Siesta

L’altro giorno dopo pranzo mi son steso sul divano per la più classica delle sieste. Mi sono addormentato e ho perso la cognizione del tempo. Mi capita, a volte, quando mi addormento di pomeriggio: mi vien da pensare che sia notte e che al mio risveglio debba affrontare una nuova giornata. Insomma mi son fatto una bella dormita, di quelle che sì ti rigenerano ma che un po’ ti rincoglioniscono anche. Ero là che indugiavo sul divano, quando mi avvedi che dalle tapparelle, insieme alla luce pomeridiana, filtrava anche un brioso brusio.

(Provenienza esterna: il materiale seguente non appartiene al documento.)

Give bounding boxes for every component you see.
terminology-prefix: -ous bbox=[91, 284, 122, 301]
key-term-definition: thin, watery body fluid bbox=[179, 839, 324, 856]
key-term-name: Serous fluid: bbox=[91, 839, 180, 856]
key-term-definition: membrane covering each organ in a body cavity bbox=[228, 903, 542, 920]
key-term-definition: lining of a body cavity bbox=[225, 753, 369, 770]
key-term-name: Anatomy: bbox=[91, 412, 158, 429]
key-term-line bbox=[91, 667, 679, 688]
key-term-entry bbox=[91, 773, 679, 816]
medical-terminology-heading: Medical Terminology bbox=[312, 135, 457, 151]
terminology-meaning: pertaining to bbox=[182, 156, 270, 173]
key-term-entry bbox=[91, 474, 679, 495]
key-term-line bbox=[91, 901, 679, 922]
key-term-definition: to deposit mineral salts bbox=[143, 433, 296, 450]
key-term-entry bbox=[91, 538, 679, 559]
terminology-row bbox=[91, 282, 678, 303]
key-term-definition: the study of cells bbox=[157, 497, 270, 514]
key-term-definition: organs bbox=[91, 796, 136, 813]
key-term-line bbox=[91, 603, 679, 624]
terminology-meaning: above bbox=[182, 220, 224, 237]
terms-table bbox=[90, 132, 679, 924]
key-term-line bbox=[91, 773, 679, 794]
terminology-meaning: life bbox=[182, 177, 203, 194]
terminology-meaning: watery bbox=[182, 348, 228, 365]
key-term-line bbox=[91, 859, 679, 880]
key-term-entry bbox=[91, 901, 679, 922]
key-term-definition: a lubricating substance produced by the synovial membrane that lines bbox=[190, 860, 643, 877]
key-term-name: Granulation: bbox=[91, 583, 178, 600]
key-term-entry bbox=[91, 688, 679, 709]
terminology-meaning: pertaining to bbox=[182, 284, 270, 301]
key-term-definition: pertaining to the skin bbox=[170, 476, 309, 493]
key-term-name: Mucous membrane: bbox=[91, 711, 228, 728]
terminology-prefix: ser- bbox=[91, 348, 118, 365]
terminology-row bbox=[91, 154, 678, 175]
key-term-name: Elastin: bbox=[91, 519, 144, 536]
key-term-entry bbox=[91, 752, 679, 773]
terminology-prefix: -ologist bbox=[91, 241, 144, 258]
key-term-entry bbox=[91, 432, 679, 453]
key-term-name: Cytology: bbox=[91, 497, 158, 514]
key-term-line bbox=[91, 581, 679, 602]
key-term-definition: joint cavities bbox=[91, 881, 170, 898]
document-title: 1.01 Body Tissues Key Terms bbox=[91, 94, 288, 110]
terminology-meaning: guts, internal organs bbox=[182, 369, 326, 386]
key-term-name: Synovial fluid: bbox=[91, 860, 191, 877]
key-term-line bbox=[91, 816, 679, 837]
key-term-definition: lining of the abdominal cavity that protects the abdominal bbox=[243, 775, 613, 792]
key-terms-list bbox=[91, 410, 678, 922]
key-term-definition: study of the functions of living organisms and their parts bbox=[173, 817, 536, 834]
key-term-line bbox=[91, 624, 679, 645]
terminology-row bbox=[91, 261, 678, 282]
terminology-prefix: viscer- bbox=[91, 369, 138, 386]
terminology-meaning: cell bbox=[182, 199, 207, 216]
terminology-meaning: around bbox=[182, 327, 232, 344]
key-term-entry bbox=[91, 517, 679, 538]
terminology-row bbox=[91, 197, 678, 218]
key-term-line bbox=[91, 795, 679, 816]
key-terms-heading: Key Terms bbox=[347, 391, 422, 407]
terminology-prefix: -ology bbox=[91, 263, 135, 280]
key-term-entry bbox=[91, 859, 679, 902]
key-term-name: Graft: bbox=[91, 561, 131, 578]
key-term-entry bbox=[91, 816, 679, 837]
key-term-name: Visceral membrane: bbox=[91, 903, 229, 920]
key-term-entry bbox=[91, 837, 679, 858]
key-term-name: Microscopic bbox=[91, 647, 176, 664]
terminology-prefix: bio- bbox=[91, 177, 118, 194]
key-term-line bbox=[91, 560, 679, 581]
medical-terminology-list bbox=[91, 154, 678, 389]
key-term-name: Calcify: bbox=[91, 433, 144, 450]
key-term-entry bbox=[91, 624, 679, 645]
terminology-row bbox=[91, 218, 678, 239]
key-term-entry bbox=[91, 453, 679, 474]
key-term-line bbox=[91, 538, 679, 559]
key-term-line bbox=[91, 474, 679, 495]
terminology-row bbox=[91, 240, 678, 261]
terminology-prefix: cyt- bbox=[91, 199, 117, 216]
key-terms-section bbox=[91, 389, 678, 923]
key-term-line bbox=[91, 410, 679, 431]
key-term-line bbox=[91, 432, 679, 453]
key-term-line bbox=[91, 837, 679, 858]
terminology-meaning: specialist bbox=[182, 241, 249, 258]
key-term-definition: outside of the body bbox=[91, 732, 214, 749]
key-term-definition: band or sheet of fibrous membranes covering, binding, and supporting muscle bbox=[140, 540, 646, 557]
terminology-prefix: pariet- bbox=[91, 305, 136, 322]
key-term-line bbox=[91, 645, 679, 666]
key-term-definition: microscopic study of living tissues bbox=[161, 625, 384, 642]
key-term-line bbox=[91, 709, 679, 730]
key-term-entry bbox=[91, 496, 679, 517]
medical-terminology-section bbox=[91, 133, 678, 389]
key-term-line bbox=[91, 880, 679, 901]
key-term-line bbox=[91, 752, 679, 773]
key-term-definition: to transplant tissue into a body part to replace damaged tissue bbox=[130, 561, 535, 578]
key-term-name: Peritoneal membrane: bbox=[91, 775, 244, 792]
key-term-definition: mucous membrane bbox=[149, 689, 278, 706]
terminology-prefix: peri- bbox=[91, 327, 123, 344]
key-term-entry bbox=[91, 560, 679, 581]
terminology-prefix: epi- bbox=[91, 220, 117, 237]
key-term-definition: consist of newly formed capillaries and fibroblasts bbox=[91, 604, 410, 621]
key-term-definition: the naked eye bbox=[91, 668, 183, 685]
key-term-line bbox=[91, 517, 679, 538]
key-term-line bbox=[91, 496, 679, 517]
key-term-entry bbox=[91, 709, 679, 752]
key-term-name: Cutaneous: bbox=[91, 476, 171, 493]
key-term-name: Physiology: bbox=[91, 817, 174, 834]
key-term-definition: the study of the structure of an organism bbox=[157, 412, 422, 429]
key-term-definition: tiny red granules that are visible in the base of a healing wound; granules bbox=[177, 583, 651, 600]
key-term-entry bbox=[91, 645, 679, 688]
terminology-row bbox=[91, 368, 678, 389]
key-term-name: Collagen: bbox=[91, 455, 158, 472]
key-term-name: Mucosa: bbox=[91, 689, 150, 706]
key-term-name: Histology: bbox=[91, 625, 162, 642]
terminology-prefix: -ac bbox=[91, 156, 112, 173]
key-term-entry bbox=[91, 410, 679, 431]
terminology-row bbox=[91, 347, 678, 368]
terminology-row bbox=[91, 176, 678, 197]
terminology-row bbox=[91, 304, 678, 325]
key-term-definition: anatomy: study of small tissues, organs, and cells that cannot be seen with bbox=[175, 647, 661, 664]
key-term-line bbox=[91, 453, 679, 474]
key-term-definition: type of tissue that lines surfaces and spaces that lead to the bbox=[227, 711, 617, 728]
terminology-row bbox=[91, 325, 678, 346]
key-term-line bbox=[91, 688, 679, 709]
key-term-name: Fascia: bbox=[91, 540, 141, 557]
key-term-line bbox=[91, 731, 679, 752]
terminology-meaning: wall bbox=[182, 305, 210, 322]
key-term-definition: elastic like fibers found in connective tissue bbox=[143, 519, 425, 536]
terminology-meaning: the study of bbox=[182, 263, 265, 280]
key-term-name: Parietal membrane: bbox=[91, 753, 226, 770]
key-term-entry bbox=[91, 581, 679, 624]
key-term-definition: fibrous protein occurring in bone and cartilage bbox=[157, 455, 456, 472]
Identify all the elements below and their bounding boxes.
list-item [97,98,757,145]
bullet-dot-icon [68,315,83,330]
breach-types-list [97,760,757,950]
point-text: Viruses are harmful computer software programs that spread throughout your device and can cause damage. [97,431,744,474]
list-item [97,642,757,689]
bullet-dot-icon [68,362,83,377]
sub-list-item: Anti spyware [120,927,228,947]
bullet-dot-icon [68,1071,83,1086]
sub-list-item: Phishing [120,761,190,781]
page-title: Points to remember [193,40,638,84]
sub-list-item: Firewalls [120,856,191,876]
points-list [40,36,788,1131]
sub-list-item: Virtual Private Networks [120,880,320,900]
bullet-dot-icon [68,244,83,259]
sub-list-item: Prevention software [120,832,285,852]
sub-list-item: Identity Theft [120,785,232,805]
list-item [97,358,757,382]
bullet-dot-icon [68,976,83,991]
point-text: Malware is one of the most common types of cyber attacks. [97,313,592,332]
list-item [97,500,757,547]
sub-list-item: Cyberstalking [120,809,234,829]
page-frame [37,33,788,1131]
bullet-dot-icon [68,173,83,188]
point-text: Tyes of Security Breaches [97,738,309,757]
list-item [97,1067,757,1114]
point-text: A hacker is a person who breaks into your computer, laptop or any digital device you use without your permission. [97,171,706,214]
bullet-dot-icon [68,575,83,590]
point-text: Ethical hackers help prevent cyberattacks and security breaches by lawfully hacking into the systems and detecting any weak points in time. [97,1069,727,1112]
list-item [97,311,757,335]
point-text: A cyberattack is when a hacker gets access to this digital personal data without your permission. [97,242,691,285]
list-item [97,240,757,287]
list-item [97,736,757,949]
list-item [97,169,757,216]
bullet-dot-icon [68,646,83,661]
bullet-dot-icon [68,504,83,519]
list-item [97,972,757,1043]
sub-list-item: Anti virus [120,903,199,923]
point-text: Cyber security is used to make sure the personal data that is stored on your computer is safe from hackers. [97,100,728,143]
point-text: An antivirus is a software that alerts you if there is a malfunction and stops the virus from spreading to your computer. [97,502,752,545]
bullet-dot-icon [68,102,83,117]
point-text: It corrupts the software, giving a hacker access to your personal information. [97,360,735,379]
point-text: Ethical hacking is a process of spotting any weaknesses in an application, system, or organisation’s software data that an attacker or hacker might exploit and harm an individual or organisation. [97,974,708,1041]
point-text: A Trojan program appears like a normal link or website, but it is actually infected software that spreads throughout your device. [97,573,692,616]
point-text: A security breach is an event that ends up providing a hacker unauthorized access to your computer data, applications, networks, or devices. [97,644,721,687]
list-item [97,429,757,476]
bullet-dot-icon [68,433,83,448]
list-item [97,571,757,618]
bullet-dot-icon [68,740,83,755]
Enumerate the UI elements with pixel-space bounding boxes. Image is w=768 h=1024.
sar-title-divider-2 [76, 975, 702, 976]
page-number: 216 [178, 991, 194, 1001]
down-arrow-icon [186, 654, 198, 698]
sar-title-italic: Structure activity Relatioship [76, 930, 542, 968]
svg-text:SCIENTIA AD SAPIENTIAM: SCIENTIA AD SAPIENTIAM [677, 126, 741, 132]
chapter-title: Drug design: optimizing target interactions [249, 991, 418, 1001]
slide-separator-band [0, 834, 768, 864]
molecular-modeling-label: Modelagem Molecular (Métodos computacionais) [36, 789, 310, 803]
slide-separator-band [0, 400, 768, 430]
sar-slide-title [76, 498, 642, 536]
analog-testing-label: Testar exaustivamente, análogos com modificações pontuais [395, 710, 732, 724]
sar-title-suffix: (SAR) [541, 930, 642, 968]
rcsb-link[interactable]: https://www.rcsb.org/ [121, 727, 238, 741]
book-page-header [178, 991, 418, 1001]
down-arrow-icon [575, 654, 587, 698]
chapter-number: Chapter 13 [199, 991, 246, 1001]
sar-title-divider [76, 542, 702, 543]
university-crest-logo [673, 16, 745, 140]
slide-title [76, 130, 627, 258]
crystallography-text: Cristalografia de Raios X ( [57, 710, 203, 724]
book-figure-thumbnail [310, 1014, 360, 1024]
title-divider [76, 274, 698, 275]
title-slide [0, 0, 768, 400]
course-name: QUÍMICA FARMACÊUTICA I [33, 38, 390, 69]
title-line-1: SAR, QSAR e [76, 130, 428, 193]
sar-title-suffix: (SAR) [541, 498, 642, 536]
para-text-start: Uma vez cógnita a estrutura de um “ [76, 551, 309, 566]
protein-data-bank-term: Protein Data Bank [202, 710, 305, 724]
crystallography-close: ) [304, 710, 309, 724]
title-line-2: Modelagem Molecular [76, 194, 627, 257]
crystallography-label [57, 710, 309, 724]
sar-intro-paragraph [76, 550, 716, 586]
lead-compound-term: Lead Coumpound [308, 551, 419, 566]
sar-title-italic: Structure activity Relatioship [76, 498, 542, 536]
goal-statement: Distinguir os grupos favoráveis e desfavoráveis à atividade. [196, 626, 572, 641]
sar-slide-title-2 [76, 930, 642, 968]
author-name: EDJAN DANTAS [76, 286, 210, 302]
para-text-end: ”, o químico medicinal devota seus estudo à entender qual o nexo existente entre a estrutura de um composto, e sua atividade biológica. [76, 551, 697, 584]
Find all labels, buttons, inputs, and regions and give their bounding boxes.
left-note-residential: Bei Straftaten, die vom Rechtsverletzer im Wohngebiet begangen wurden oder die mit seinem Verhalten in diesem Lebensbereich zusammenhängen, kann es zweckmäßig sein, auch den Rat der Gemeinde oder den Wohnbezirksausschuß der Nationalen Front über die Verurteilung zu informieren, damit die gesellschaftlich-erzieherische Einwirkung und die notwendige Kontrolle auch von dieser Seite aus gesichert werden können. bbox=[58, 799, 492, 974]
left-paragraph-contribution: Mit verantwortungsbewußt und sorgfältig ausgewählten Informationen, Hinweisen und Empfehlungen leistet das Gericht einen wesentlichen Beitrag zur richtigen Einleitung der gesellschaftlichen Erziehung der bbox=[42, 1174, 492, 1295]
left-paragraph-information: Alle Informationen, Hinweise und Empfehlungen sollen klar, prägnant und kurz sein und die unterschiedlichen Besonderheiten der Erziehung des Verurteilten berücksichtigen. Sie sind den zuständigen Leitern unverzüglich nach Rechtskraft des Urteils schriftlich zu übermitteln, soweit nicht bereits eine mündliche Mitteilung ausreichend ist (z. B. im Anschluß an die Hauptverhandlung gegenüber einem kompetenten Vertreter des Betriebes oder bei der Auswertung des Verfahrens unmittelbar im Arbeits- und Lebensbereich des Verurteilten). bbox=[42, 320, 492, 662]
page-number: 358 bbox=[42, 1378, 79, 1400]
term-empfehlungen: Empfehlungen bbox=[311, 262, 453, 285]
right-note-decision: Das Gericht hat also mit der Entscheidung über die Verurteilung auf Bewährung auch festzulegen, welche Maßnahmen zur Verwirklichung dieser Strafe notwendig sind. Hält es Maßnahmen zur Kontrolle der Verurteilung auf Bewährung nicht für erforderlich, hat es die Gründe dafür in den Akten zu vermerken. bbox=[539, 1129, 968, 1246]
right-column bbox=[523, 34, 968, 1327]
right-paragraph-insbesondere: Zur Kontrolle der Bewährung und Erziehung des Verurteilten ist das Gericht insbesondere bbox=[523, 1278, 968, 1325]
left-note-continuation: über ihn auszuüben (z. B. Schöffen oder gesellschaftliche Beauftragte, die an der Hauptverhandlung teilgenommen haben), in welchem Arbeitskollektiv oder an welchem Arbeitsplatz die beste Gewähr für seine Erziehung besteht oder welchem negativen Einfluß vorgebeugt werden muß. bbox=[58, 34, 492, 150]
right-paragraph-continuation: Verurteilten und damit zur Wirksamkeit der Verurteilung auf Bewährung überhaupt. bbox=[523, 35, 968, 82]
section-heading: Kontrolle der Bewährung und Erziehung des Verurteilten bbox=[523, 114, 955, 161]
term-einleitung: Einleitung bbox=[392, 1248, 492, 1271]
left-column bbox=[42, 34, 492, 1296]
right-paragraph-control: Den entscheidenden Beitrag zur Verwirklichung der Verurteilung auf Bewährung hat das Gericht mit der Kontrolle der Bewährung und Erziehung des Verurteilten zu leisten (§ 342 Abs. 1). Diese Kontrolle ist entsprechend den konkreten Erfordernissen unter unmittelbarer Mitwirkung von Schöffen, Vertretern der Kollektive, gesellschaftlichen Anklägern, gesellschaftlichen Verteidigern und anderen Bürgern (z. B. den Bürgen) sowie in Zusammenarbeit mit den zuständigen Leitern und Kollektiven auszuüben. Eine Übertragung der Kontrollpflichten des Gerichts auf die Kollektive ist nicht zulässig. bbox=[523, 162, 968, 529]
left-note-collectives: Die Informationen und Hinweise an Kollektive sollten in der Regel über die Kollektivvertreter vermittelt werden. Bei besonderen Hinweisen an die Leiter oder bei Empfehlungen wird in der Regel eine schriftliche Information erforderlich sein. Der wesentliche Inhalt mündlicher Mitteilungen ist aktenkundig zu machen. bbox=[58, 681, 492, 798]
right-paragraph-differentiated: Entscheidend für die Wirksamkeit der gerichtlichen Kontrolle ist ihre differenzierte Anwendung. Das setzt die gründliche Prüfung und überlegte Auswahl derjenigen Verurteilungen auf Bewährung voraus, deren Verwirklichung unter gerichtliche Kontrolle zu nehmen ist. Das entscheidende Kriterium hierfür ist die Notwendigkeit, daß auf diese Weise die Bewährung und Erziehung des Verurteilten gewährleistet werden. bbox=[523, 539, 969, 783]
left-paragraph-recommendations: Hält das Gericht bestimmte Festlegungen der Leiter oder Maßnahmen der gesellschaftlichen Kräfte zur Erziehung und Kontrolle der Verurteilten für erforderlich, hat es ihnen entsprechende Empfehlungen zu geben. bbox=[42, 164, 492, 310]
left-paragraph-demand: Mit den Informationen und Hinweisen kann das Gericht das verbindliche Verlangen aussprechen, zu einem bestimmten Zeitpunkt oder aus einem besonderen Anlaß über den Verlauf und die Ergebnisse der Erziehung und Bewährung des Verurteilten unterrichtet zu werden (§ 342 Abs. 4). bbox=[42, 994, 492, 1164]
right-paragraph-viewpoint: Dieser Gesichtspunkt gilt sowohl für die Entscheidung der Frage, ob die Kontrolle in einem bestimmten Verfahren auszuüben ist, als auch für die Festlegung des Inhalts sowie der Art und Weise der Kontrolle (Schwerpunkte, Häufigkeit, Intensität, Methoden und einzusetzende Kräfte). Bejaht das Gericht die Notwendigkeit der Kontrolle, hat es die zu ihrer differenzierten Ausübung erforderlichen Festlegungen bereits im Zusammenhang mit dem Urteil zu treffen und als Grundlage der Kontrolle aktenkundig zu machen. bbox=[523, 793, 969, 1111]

Dal brusio si librava nitida una musica di fisarmonica. Il tutto mi giungeva oltrepassando l’ulteriore ostacolo della coperta sotto cui stavo imbacuccato. Come gli odori anche i suoni devono avere la facoltà di portare a galla ricordi di cui poi ci meravigliamo di serbare memoria. A me i suoni e le voci che giungevano dalla strada mi ricordarono i rumori che sentivo, nella mia casa nativa, da piccolo, a Casablanca. Soprattutto di bambini che giocavano. Il richiamo del venditore d’acqua. Il martellare di un artigiano sulla lamiera. Il ragazzo che sempre passava fischiettando e cantando canzoni indiane ( bollywood trionfava dalle mie parti). Qualche rara motocicletta. Erano suoni con un’eco agreste e avevano il tono di una laboriosità allegra e complice, di gente semplice.
La musica di fisarmonica, facendosi strada fra il vociare sottostante e i ricordi, lieve e nostalgica scorreva…
Take everything, ma non la mia siesta.